House Minority Leader Nancy Pelosi (D-Calif.) cast doubt on Friday on the idea that allowing the top marginal tax rate to rise merely from 35 to 37 percent would raise sufficient revenue to significantly address the nation's debt problem.

The top rate, on income over $250,000, now stands at 35 percent and will rise automatically to 39.6 percent in January without congressional action. Democrats have insisted that the top rate increase as part of a deal to avert the year-end fiscal cliff. President Obama has signaled that he could compromise on a number somewhere between the two -- and there has been some discussion on the Hill about looking at a deal around 37 percent.
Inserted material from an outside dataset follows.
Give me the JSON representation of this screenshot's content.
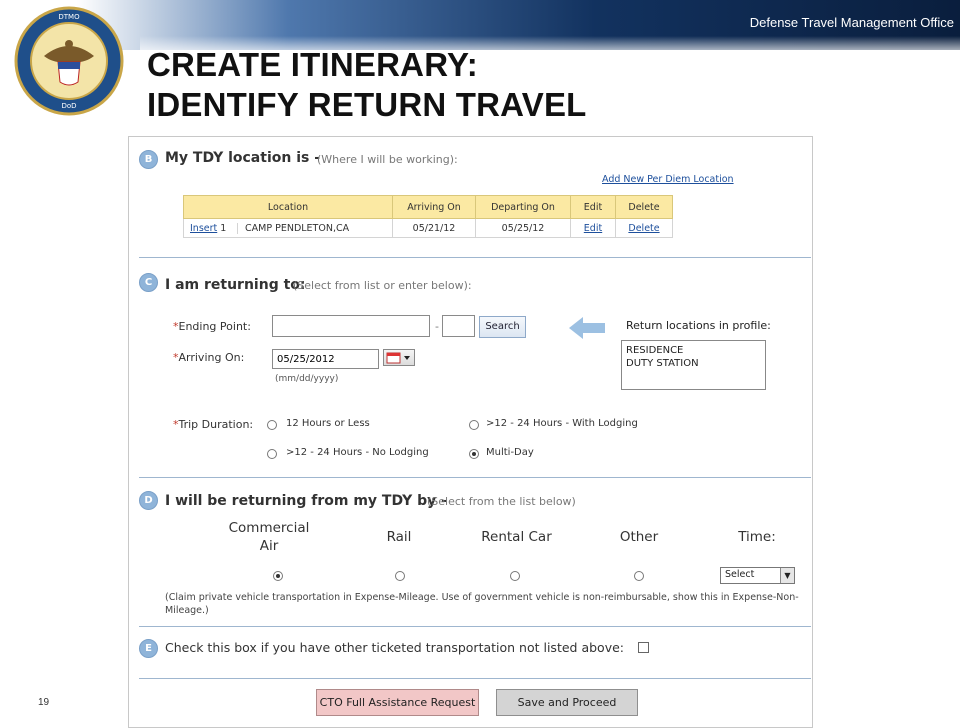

Asked if that would produce enough revenue, Pelosi told reporters, "No. I don’t know that. That’s why we should be here to have kind of review of the facts."

She said Democrats' goal was to raise enough revenue to help address the problem, without having to ask more of -ncome taxpayers.

"What we want to do is protect the middle class. It’s not about the rate. It’s about the money," she said.

But she added there could be a solution that also looked at raising the tax rate applied to capital gains and dividends.

Pelosi also kept up pressure Friday on Republicans to agree to extend tax cuts first enacted under President George W. Bush on income less than $250,000 and allow rates to rise on the nation's wealthiest households before the year-end fiscal cliff hits.

"This is a moment of truth. The clock is ticking. Christmas is coming," she said.